To be fair, it may be hard for NPR to research the truth about Faluja because they have to have their reporters embedded.
Halo 3 has US Army Sniper Schools. Having an 18-year-old son, I can vouch for the effectiveness of this shit. Some of the teens I've had come around have sniper rifle fetishes. Isn't that sweet?
This is a really sick pattern. Ignore the 100,000+ troops and also +100,000 mercs, er "contractors". But report on a vaporware game and other trivia.
What's really bizarre, is that last last week NPR features a story about the relationship between an Iraqi solider and his attack dog, it was heart warming (no mention of the more infamous use of attack dogs at Abu Grave.)
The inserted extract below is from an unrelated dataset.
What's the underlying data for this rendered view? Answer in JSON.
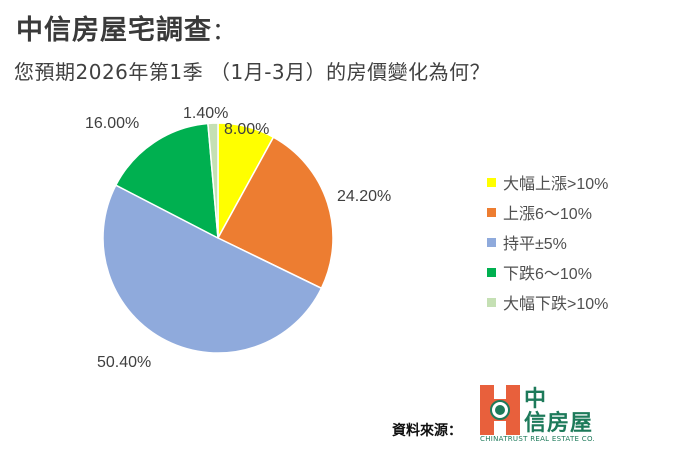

Since September 08, just before the election, our troops in Iraq disappears for NPR reporting radar screen, the surge worked, we won no need to report.
If it wasn't for Fresh Air, I don't think NPR would have any coverage of our continuing fiasco. Like a dysfunctional family, we can't talk about what Daddy W did to our troops.
Boy howdy, if the whole story didn't make me ill, I definitely felt the bile coming up when I read that part about the game company's relationship with the CIA.
We are soooooo fucked.
How come the media misses such an important fact!
What else have we missed with these kinds of connections and the media?